Artikel informatif lainnya dapat ditemukan dalam liputan Mureks. mureks.co.id
Roster Avatar AI yang Semakin Beragam
Peningkatan terbesar pada Project Ava bukan hanya pada bentuk fisiknya, melainkan juga pada penambahan persona AI. Sebelumnya hanya ada Ava, yang digambarkan Razer sebagai “sumber energi yang tenang dan dapat diandalkan untuk membantu Anda menjaga segala sesuatunya tetap jelas, efisien, dan selalu tepat sasaran.” Kini, ada tiga hingga empat persona baru yang bergabung:
- Kira: Avatar bergaya e-girl TikTok dengan pakaian berenda dan aksen hijau neon khas Razer.
- Zane: Alternatif maskulin yang digambarkan sebagai sosok edgy, mengingatkan pada meme Giga Chad dengan tato ular tambahan.
- Sao: Terinspirasi langsung dari Saori Araki, seorang wanita karier ikonik asal Jepang.
- Faker (Lee Sang-hyeok): Avatar yang menyerupai pemain League of Legends paling sukses dan terkenal sepanjang masa, sekaligus atlet esports yang disponsori Razer.

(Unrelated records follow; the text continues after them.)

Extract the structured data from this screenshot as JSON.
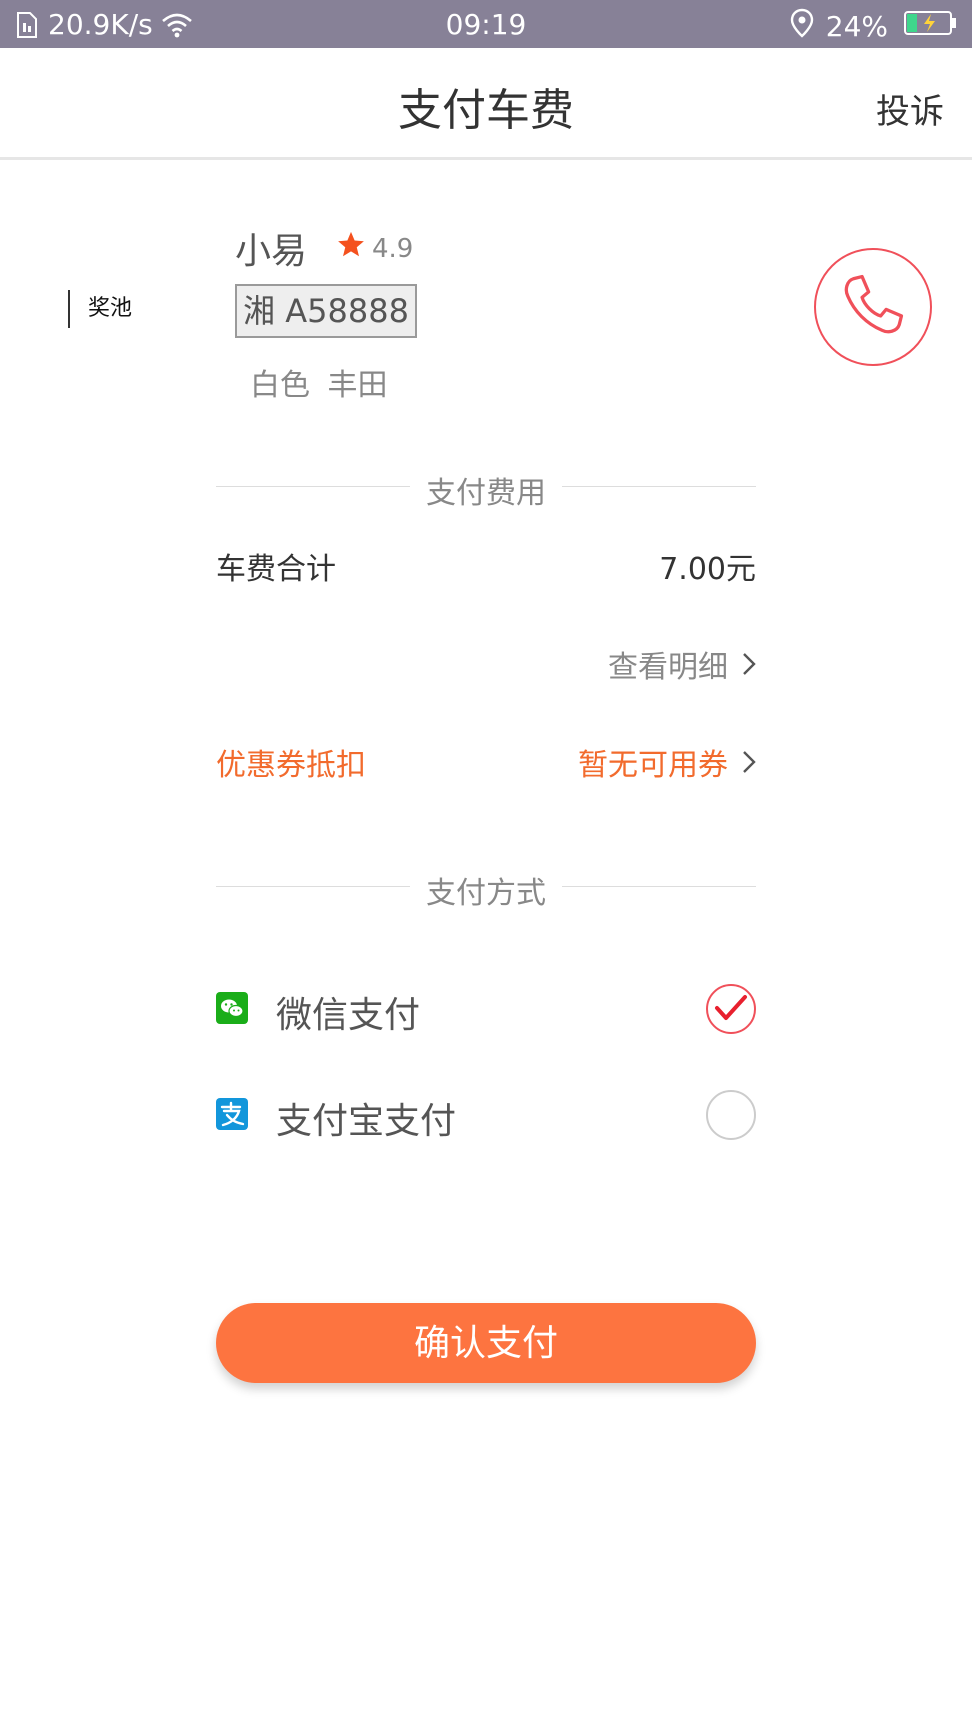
{
  "status_bar": {
    "network_speed": "20.9K/s",
    "time": "09:19",
    "battery": "24%"
  },
  "header": {
    "title": "支付车费",
    "complain": "投诉"
  },
  "driver": {
    "jackpot_label": "奖池",
    "name": "小易",
    "rating": "4.9",
    "plate": "湘 A58888",
    "car_info": "白色 丰田"
  },
  "payment_fee": {
    "section_title": "支付费用",
    "fare_label": "车费合计",
    "fare_value": "7.00元",
    "detail_link": "查看明细",
    "coupon_label": "优惠券抵扣",
    "coupon_value": "暂无可用券"
  },
  "payment_method": {
    "section_title": "支付方式",
    "options": [
      {
        "label": "微信支付",
        "icon": "wechat-pay-icon",
        "selected": true
      },
      {
        "label": "支付宝支付",
        "icon": "alipay-icon",
        "selected": false
      }
    ]
  },
  "confirm_button": "确认支付",
  "colors": {
    "status_bar": "#878197",
    "accent_orange": "#fd7440",
    "coupon_orange": "#f26b2d",
    "call_red": "#f0505a",
    "wechat_green": "#1aad19",
    "alipay_blue": "#1296db"
  }
}
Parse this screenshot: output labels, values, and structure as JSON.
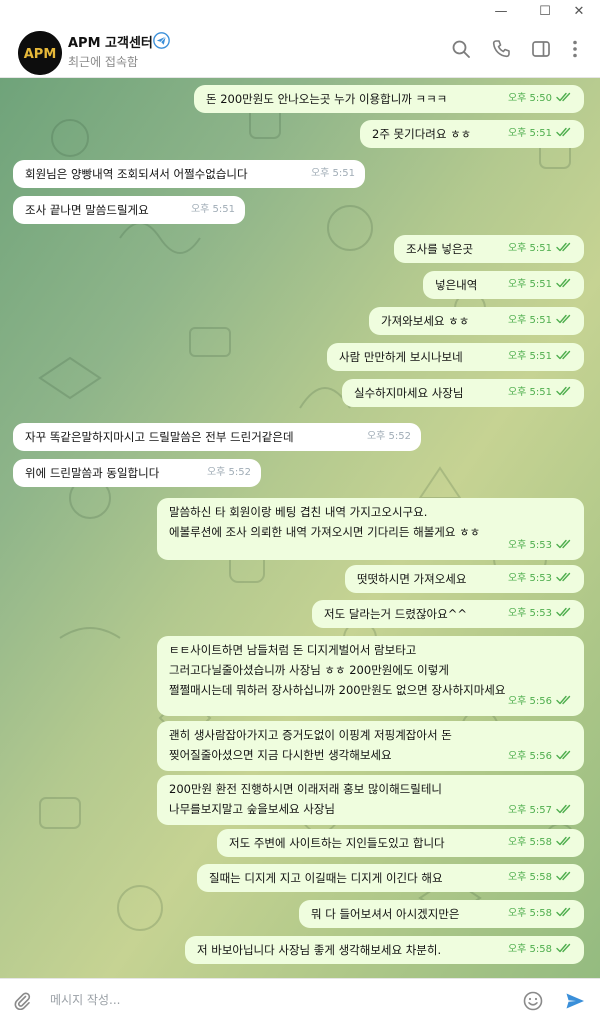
{
  "window_controls": {
    "minimize": "—",
    "maximize": "☐",
    "close": "✕"
  },
  "header": {
    "title": "APM 고객센터",
    "status": "최근에 접속함",
    "avatar_text": "APM"
  },
  "messages": [
    {
      "dir": "out",
      "lines": [
        "돈 200만원도 안나오는곳 누가 이용합니까 ㅋㅋㅋ"
      ],
      "time": "오후 5:50",
      "read": true
    },
    {
      "dir": "out",
      "lines": [
        "2주 못기다려요 ㅎㅎ"
      ],
      "time": "오후 5:51",
      "read": true
    },
    {
      "dir": "in",
      "lines": [
        "회원님은 양빵내역 조회되셔서 어쩔수없습니다"
      ],
      "time": "오후 5:51"
    },
    {
      "dir": "in",
      "lines": [
        "조사 끝나면 말씀드릴게요"
      ],
      "time": "오후 5:51"
    },
    {
      "dir": "out",
      "lines": [
        "조사를 넣은곳"
      ],
      "time": "오후 5:51",
      "read": true
    },
    {
      "dir": "out",
      "lines": [
        "넣은내역"
      ],
      "time": "오후 5:51",
      "read": true
    },
    {
      "dir": "out",
      "lines": [
        "가져와보세요 ㅎㅎ"
      ],
      "time": "오후 5:51",
      "read": true
    },
    {
      "dir": "out",
      "lines": [
        "사람 만만하게 보시나보네"
      ],
      "time": "오후 5:51",
      "read": true
    },
    {
      "dir": "out",
      "lines": [
        "실수하지마세요 사장님"
      ],
      "time": "오후 5:51",
      "read": true
    },
    {
      "dir": "in",
      "lines": [
        "자꾸 똑같은말하지마시고 드릴말씀은 전부 드린거같은데"
      ],
      "time": "오후 5:52"
    },
    {
      "dir": "in",
      "lines": [
        "위에 드린말씀과 동일합니다"
      ],
      "time": "오후 5:52"
    },
    {
      "dir": "out",
      "lines": [
        "말씀하신 타 회원이랑 베팅 겹친 내역 가지고오시구요.",
        "에볼루션에 조사 의뢰한 내역 가져오시면 기다리든 해볼게요 ㅎㅎ"
      ],
      "time": "오후 5:53",
      "read": true
    },
    {
      "dir": "out",
      "lines": [
        "떳떳하시면 가져오세요"
      ],
      "time": "오후 5:53",
      "read": true
    },
    {
      "dir": "out",
      "lines": [
        "저도 달라는거 드렸잖아요^^"
      ],
      "time": "오후 5:53",
      "read": true
    },
    {
      "dir": "out",
      "lines": [
        "ㅌㅌ사이트하면 남들처럼 돈 디지게벌어서 람보타고",
        "그러고다닐줄아셨습니까 사장님 ㅎㅎ 200만원에도 이렇게",
        "쩔쩔매시는데 뭐하러 장사하십니까 200만원도 없으면 장사하지마세요"
      ],
      "time": "오후 5:56",
      "read": true
    },
    {
      "dir": "out",
      "lines": [
        "괜히 생사람잡아가지고 증거도없이 이핑계 저핑계잡아서 돈",
        "찢어질줄아셨으면 지금 다시한번 생각해보세요"
      ],
      "time": "오후 5:56",
      "read": true
    },
    {
      "dir": "out",
      "lines": [
        "200만원 환전 진행하시면 이래저래 홍보 많이해드릴테니",
        "나무를보지말고 숲을보세요 사장님"
      ],
      "time": "오후 5:57",
      "read": true
    },
    {
      "dir": "out",
      "lines": [
        "저도 주변에 사이트하는 지인들도있고 합니다"
      ],
      "time": "오후 5:58",
      "read": true
    },
    {
      "dir": "out",
      "lines": [
        "질때는 디지게 지고 이길때는 디지게 이긴다 해요"
      ],
      "time": "오후 5:58",
      "read": true
    },
    {
      "dir": "out",
      "lines": [
        "뭐 다 들어보셔서 아시겠지만은"
      ],
      "time": "오후 5:58",
      "read": true
    },
    {
      "dir": "out",
      "lines": [
        "저 바보아닙니다 사장님 좋게 생각해보세요 차분히."
      ],
      "time": "오후 5:58",
      "read": true
    }
  ],
  "composer": {
    "placeholder": "메시지 작성...",
    "value": ""
  },
  "colors": {
    "outgoing_bubble": "#effdde",
    "incoming_bubble": "#ffffff",
    "meta_green": "#4fae4e",
    "send_blue": "#3a8fd9"
  },
  "icons": [
    "search-icon",
    "phone-icon",
    "sidebar-toggle-icon",
    "more-vertical-icon",
    "paperclip-icon",
    "emoji-icon",
    "send-icon",
    "verified-icon",
    "double-check-icon"
  ]
}
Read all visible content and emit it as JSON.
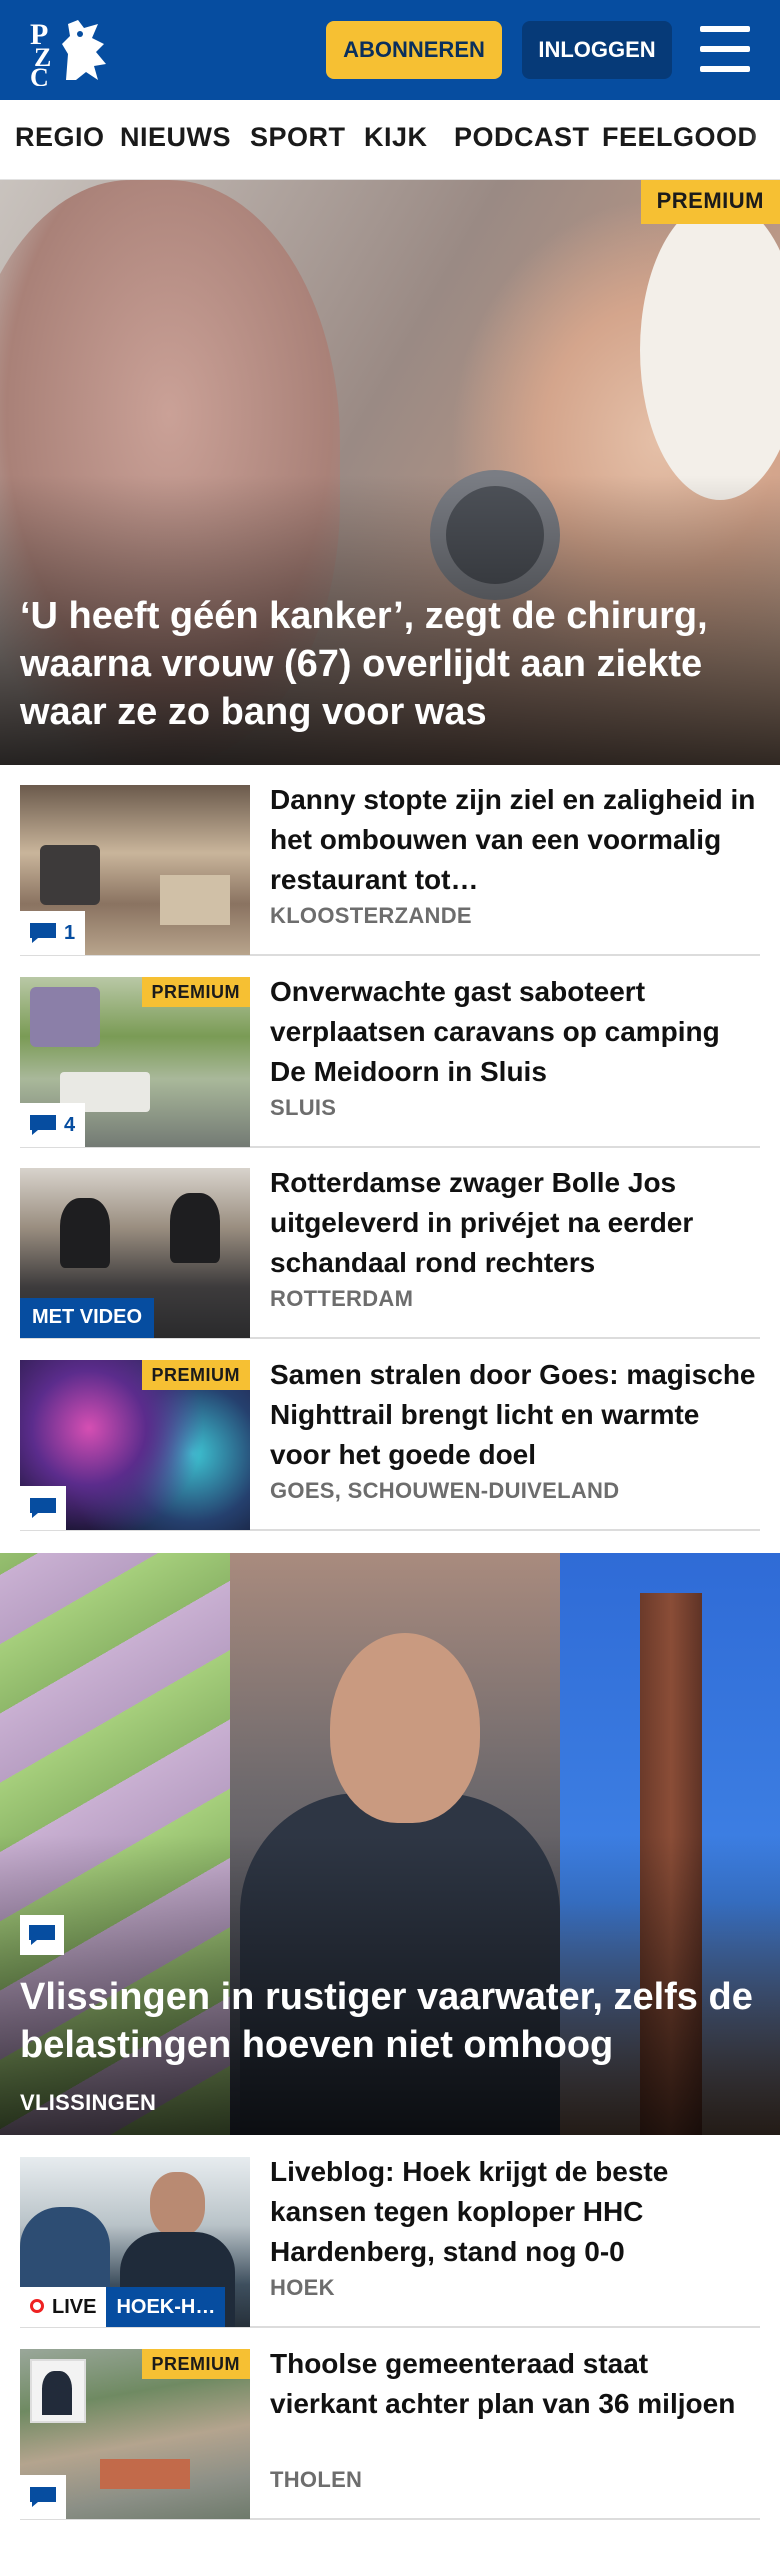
{
  "header": {
    "logo_text": "PZC",
    "subscribe_label": "ABONNEREN",
    "login_label": "INLOGGEN",
    "menu_icon": "hamburger-menu-icon",
    "brand_color": "#064da0",
    "accent_color": "#f6c033"
  },
  "nav": {
    "items": [
      "REGIO",
      "NIEUWS",
      "SPORT",
      "KIJK",
      "PODCAST",
      "FEELGOOD"
    ]
  },
  "hero": {
    "badge": "PREMIUM",
    "title": "‘U heeft géén kanker’, zegt de chirurg, waarna vrouw (67) overlijdt aan ziekte waar ze zo bang voor was"
  },
  "articles_top": [
    {
      "title": "Danny stopte zijn ziel en zaligheid in het ombouwen van een voormalig restaurant tot…",
      "location": "KLOOSTERZANDE",
      "comments": "1"
    },
    {
      "badge": "PREMIUM",
      "title": "Onverwachte gast saboteert verplaatsen caravans op camping De Meidoorn in Sluis",
      "location": "SLUIS",
      "comments": "4"
    },
    {
      "video_label": "MET VIDEO",
      "title": "Rotterdamse zwager Bolle Jos uitgeleverd in privéjet na eerder schandaal rond rechters",
      "location": "ROTTERDAM"
    },
    {
      "badge": "PREMIUM",
      "title": "Samen stralen door Goes: magische Nighttrail brengt licht en warmte voor het goede doel",
      "location": "GOES, SCHOUWEN-DUIVELAND"
    }
  ],
  "big_story": {
    "title": "Vlissingen in rustiger vaarwater, zelfs de belastingen hoeven niet omhoog",
    "location": "VLISSINGEN"
  },
  "articles_bottom": [
    {
      "live_label": "LIVE",
      "live_tag": "HOEK-H…",
      "title": "Liveblog: Hoek krijgt de beste kansen tegen koploper HHC Hardenberg, stand nog 0-0",
      "location": "HOEK"
    },
    {
      "badge": "PREMIUM",
      "title": "Thoolse gemeenteraad staat vierkant achter plan van 36 miljoen",
      "location": "THOLEN"
    }
  ]
}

Ide di balik inovasi ini adalah agar Ava atau persona lainnya dapat menemani pengguna di meja kerja, tidak lagi terperangkap di dalam komputer. Mereka dapat mengingatkan jadwal acara, menjawab pertanyaan, atau bahkan mengomentari pakaian pengguna menggunakan kamera internal Razer.
Fitur Privasi dan Pengembangan Berkelanjutan
Untuk menjaga privasi pengguna, mikrofon perangkat dapat dimatikan, dan Razer berencana untuk menyertakan penutup kamera fisik pada model ritel final. Tentu saja, Ava dan avatar lainnya tetap dapat memberikan saran saat pengguna bermain game. Dalam demonstrasi yang disaksikan tim redaksi Mureks, Kira membantu memilih loadout di Battlefield 6 berdasarkan kriteria pengguna dan bahkan memberikan pro serta kontra untuk opsi peralatan lainnya.
Mureks mencatat bahwa Project Ava masih dalam tahap pengembangan. Saat ini, respons avatar dihasilkan oleh Grok dari X AI, namun platform ini dirancang sebagai proyek open-source yang akan mendukung model lain seperti Gemini atau ChatGPT di masa mendatang. Razer berharap dapat menambahkan kemampuan bagi pengguna untuk membuat avatar dan pendamping unik mereka sendiri berdasarkan masukan atau inspirasi dari objek dunia nyata. Sementara itu, untuk avatar seperti Faker, Razer ingin meluangkan waktu tambahan untuk membuat pendamping AI ini lebih membantu dalam topik seperti pelatihan real-time League of Legends.
Harga dan Ketersediaan
Meskipun Razer belum memberikan informasi harga lengkap untuk periferal holografik Project Ava, seorang perwakilan menyatakan bahwa harganya akan berada di kisaran yang sama dengan periferal Razer lainnya. Diperkirakan biaya akhirnya sekitar $200. Pemesanan untuk Project Ava saat ini sudah dibuka dengan deposit $20, dan pengiriman resmi dijadwalkan akan dimulai pada paruh kedua tahun 2026.